Whether he was dining at a fine restaurant, hosting or attending a party, or at his laptop, Nack relished the opportunity to share with others all that he had seen and done.

Nack, the storyteller, at Equestricon in 2017. (Eclipse Sportswire)

“He loved to tell stories on paper, but he also loved to tell stories in person,” Layden said. “If you got to spend time with Bill, he was almost better at telling stories in person than he was in writing them. I don’t say that to belittle his writing in any way, because he was one of the best writers of any kind ever.”

Just as Nack yearned to report every imaginable detail about a subject, he devoted the same attention to every word of an article. When Beech was done sharing his research the night of the Kentucky Derby, he would experience some guilt about parting with him.

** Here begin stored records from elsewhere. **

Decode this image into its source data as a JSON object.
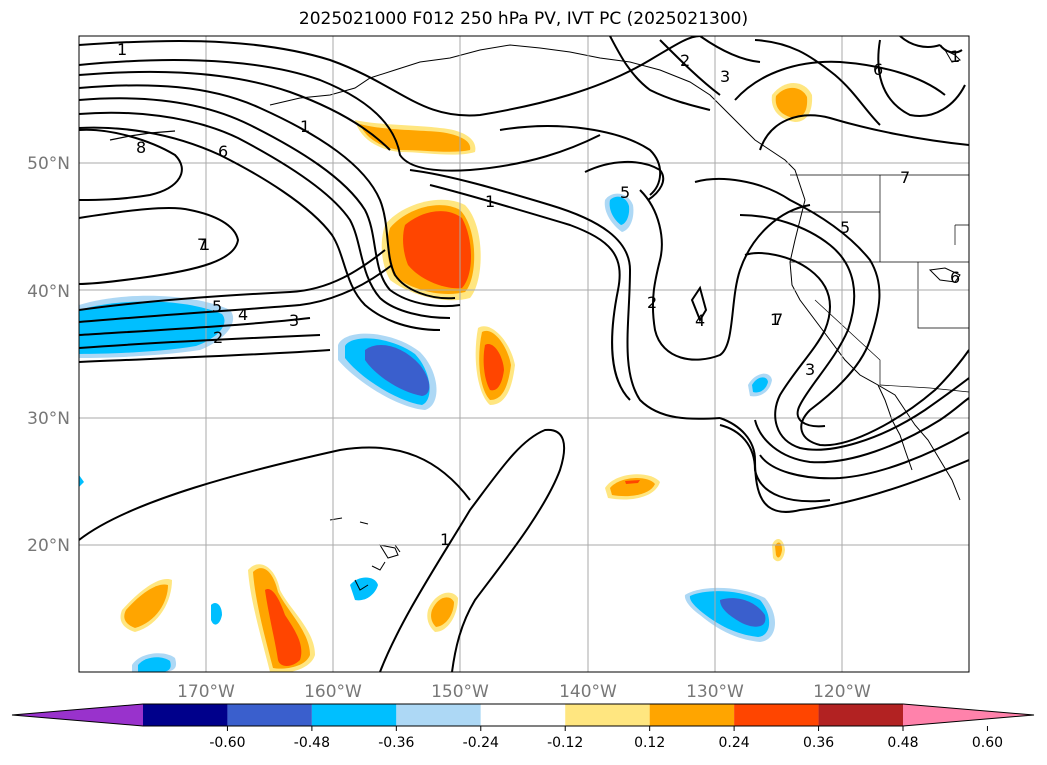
{
  "title": "2025021000 F012 250 hPa PV, IVT PC (2025021300)",
  "map": {
    "lon_range": [
      -180,
      -110
    ],
    "lat_range": [
      10,
      60
    ],
    "lat_labels": [
      "20°N",
      "30°N",
      "40°N",
      "50°N"
    ],
    "lon_labels": [
      "170°W",
      "160°W",
      "150°W",
      "140°W",
      "130°W",
      "120°W"
    ],
    "gridlines": true,
    "contour_labels": [
      "1",
      "1",
      "1",
      "1",
      "1",
      "1",
      "1",
      "2",
      "2",
      "2",
      "3",
      "3",
      "3",
      "4",
      "4",
      "5",
      "5",
      "5",
      "6",
      "6",
      "6",
      "7",
      "7",
      "7",
      "8"
    ]
  },
  "colorbar": {
    "levels": [
      "-0.60",
      "-0.48",
      "-0.36",
      "-0.24",
      "-0.12",
      "0.12",
      "0.24",
      "0.36",
      "0.48",
      "0.60"
    ],
    "colors": [
      "#9932cc",
      "#00008b",
      "#3a5fcd",
      "#00bfff",
      "#add8f5",
      "#ffffff",
      "#ffe680",
      "#ffa500",
      "#ff4500",
      "#b22222",
      "#ff82ab"
    ],
    "extend": "both"
  }
}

“I can remember feeling bad because I was going to get to go to sleep,” he said, “and Bill was not.”

Nack would fight through fatigue to make certain that every aspect of a story was told as richly as possible. The great New York Times sports columnist Red Smith used to say that writing involved opening a vein and letting it bleed. Nack understood that as well as anyone.

“He spent a lot of time trying to find the right word in the right place. A lot of people don’t do that. Even a lot of people who can don’t do it,” Layden said. “There is a tremendous temptation to get to the next sentence or get to the next paragraph. When you have to stop there to think of just the right verb or just the right adjective, it takes longer.”

Nack invested the time without fail. Not surprisingly, the accolades followed. He won seven media Eclipse Awards. He was inducted into the National Museum of Racing and Hall of Fame Joe Hirsch Media Roll of Honor in 2010. He received the PEN/ESPN America Lifetime Achievement Award for Literary Sports Writing in 2017, the culmination of a career to rival Secretariat’s.